Il y a trois ans, en revenant de New York, j’ai fait la connaissance d’une jeune femme dans l’avion. J’étais déjà à ma place, bien calé contre la fenêtre, alors que le reste des passagers embarquait. Comme toujours, mon esprit était fermé, les mâchoires serrées, j’avais déjà envisagé le pire pour le voyage : des enfants tout autour de moi, beaucoup d’enfants. À la place est arrivée cette femme, brune, assez jolie, et je lui ai lancé mon regard de bienvenue traditionnel : ici on ne rigole pas, et je n’ai pas envie de me faire emmerder. Mais celle-ci m’a lancé un sourire qui m’a complètement désarmé, c’est comme si elle m’avait touché avec une baguette magique qui aurait dit : « Je ne suis pas exactement celle que vous pensez ». L’avion n’était même pas sur le point de décoller que nous étions lancés dans une discussion qui, chaque minute d’avantage, me stupéfiait par son évidence. Elle s’installa, et en quelques instants, sans même que cela semble forcé, j’apprenais qu’elle était heureuse de retrouver son petit ami, Français, qui l’attendait à Paris. Elle était aussi fatiguée, car elle venait de San Francisco. Par le plus grand des hasards, elle me dit plus tard qu’elle travaillait dans un centre d’hébergement pour femmes séropositives. Je finis par lui dire que j’avais moi aussi travaillé dans la lutte contre le VIH. L’avion se dirigeait très lentement vers la piste de décollage, nous étions en neuvième position, le voyage prenait beaucoup de retard, c’était une nuit glaciale d’hiver.
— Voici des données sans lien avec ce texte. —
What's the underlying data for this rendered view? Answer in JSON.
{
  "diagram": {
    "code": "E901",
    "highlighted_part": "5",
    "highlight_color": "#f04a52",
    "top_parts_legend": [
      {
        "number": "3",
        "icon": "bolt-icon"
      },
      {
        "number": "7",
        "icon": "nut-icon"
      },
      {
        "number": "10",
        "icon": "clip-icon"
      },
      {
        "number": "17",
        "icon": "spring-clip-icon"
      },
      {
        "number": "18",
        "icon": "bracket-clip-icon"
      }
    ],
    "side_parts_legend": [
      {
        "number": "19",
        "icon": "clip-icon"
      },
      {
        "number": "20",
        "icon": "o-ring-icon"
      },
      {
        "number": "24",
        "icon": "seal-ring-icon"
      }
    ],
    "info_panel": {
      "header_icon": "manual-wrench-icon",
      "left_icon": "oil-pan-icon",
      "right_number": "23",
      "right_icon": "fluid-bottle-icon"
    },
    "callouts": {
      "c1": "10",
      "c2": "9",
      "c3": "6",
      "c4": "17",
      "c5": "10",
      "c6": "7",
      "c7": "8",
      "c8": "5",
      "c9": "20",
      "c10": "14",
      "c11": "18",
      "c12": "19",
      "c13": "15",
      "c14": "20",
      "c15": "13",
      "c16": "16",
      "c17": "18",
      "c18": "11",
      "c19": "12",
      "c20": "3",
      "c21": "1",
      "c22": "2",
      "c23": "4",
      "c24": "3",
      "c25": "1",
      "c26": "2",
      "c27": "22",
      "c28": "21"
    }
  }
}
Dans ma vraie vie, j’aurais été d’une humeur exécrable, avec un gros nuage noir sur la tête. Mais nous étions dans un échange si intime que les amis qui m’accompagnaient dans ce voyage, assis plus loin dans l’avion, me regardaient avec de grands yeux : « De quoi est-il en train de parler d’une manière si amicale ??? ». J’étais là, évaluant à voix basse les avantages et les inconvénients d’une long distance love affair, puisque cette femme de 24 ans se demandait si elle allait s’installer en France pour se marier avec ce Français. Et comme j’ai vécu ça, il y a vingt ans, avec le plus bel amour de ma vie, j’avais deux ou trois conseils à lui offrir.
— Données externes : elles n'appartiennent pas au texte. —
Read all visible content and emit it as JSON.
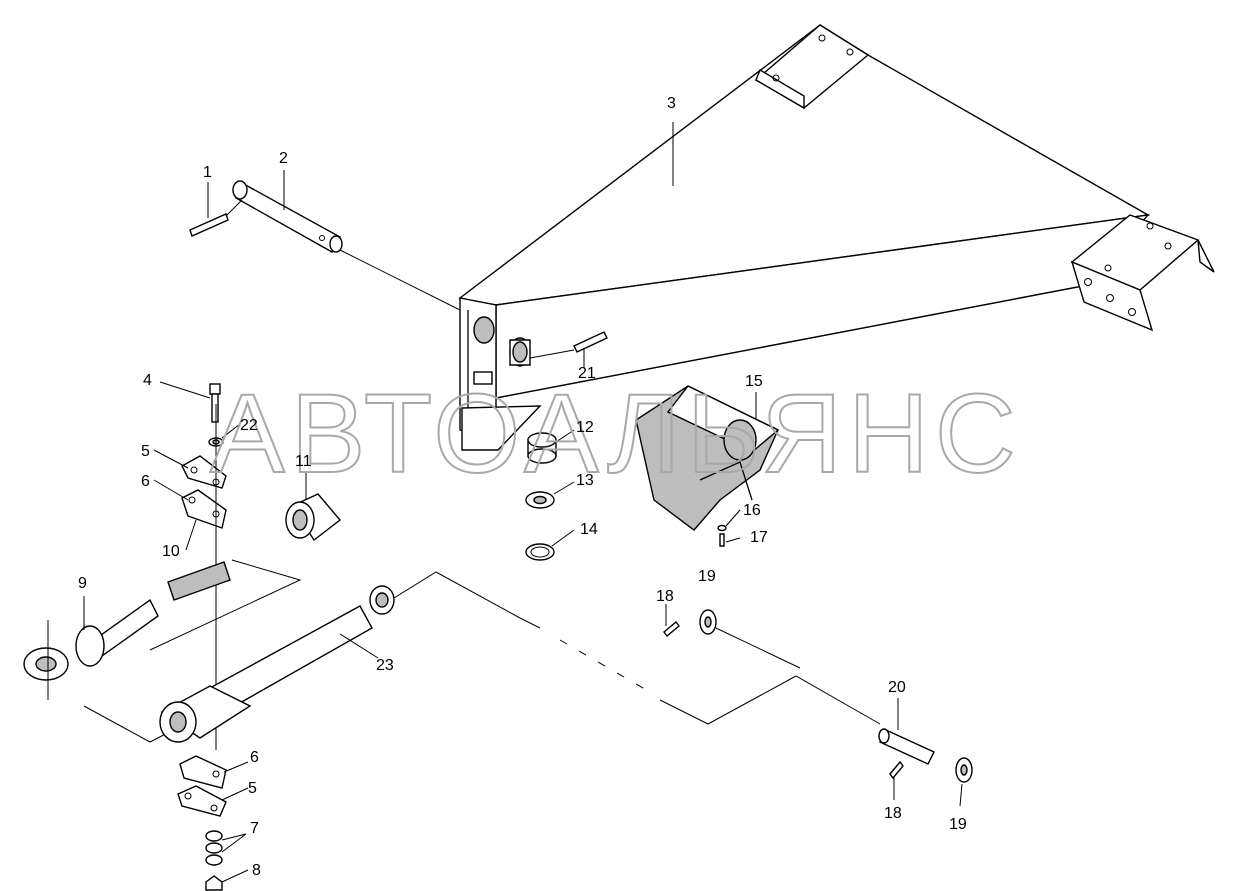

Quand l’avion a finalement décollé, notre discussion s’est légèrement évaporée. Les Américains possèdent énormément de codes dans la conversation : il ne faut pas trop en dire, l’exaltation n’est pas quelque chose dont il faut abuser, certaines distances doivent être respectées. Nous aurions pu aller plus loin dans les confidences, mais l’objectif était déjà atteint : nous avions vécu un « moment » et cette femme, qui était deux fois plus jeune que moi, très WASP de la côte Ouest, m’avait mis dans sa poche. La confiance avait surgi, de nulle part, le genre de truc dont on fait des romans. Mon point : désormais, mes amis et moi, quand nous parlons de quelqu’un à qui on ne peut pas faire confiance, nous disons « c’est un barabacker ». La traîtrise a un nom, c’est devenu une formule de langage, exactement comme les médias américains sont en train d’utiliser le nom de Madoff comme un adjectif. Comme : « Ce contrat est tellement Madoff ! ». En attendant de voir l’apparition du verbe : « Tu n’as pas intérêt à me madoffer ! ». Beaucoup de gens disent que la crise que nous traversons n’est pas seulement une crise économique. C’est une crise de confiance. Et dans la sexualité, Madoff, c’est le barebacker.